The chamber has also recommended that RBI should look at creating a separate classification within the systemically important NBFCs based on asset book size. These NBFCs and HFCs could have more stringent ALM requirement but could be supported by providing more funding options like additional eligibility for ECB, temporary back stop funding like repo facility.
The third suggestion by CII is to ease ECB norms with a higher limit for investment grade rated companies equivalent to sovereign rating up to maybe USD 1,500 million from the current uniform limit of USD 750 million for all NBFCs.
The fourth recommendation by CII is relaxation of end use norms of ECBs for HFCs to facilitate credit flow to the entire housing finance sector. Currently end use is limited to affordable housing.

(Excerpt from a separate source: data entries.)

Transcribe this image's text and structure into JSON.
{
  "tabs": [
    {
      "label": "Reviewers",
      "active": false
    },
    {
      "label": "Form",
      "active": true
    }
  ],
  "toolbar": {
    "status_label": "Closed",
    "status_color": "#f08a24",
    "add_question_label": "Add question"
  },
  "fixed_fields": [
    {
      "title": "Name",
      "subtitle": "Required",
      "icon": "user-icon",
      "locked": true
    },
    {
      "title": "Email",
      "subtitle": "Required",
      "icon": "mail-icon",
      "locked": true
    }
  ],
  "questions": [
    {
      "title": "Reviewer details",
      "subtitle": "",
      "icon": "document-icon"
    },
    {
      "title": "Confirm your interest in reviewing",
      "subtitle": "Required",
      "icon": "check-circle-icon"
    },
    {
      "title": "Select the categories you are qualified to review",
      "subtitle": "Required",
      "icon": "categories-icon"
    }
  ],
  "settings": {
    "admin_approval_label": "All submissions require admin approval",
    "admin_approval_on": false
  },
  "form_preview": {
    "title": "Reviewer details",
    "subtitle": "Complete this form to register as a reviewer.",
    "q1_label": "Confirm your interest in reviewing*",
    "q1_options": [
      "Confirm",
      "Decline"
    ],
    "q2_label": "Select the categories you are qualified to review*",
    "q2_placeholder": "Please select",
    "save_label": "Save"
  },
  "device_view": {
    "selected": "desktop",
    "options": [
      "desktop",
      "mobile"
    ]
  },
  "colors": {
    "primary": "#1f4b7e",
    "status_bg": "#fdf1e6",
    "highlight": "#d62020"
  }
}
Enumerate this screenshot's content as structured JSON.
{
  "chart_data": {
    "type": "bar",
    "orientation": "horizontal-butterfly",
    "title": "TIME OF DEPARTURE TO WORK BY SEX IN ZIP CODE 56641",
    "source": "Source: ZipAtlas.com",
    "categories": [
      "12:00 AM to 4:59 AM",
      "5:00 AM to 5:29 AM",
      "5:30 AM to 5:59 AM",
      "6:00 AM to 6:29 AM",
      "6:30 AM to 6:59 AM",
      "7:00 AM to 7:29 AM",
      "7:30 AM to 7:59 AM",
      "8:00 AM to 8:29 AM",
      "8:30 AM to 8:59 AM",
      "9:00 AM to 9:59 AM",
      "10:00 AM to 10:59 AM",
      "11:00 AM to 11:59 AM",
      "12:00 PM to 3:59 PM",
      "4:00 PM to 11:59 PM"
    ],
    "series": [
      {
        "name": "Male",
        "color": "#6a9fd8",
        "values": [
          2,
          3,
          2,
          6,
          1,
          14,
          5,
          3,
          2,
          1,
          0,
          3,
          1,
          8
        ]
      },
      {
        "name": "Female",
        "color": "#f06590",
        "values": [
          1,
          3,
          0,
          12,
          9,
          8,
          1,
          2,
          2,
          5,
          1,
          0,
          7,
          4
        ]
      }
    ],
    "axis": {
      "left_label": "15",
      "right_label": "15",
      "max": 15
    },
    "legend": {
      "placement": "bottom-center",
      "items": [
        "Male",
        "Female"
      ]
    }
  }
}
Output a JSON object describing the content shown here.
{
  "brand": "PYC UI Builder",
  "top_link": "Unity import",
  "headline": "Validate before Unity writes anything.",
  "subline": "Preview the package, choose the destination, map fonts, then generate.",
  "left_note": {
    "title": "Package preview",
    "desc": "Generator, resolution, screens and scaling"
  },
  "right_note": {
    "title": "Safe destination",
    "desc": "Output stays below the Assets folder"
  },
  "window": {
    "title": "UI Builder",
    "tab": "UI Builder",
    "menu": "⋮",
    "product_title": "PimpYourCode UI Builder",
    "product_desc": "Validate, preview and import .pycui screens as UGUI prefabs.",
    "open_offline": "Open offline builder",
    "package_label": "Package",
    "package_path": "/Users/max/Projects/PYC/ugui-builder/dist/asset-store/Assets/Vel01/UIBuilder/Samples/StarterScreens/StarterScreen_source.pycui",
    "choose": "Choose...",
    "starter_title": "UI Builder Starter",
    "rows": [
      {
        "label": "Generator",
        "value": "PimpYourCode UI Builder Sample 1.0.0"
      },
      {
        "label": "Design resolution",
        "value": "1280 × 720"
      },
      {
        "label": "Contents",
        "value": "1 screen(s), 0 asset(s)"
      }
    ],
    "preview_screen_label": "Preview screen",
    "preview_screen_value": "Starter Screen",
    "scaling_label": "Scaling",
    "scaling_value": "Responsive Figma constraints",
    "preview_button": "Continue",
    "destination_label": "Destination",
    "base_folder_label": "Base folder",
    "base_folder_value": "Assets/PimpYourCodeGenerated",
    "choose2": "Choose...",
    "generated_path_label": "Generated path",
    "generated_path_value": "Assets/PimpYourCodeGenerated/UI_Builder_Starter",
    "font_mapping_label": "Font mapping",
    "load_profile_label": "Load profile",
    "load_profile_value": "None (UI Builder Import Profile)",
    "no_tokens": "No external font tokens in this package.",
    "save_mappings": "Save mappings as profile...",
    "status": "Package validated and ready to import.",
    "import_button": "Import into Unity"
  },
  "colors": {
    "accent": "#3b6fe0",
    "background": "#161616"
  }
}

CII says that NBFCs and HFCs have played a complementary role to banks in supplying credit to the underserved segments of the economy. RBI data suggests that for Fiscal 2019-20, the share of credit from banks and NBFCs and HFCs was in the 70:30 ratio. NBFCs have a share of 15 percent in personal loans, 30 percent in auto loans, while HFCs have a share of 42 percent in housing loans.
Elaborating on the importance of the suggested measures, CII further stated that NBFCs and HFCs are an important source of financing and will play a key role in taking Indian Economy to USD 5 trillion.
In the last many decades, NBFCs have mastered the art of banking the unbanked segment of the society in both urban and rural areas. A deep-rooted understanding of the customer, the local geography and prevailing market dynamics across various regions; coupled with the flexibility in operations, based on the borrower’s needs, have been the key elements of their success.
Policy-makers have been taking steps to alleviate the problems in the NBFC sector, and rightly so. CII’s suggestions to improve liquidity to the sector will provide the much-needed boost to demand in the immediate term.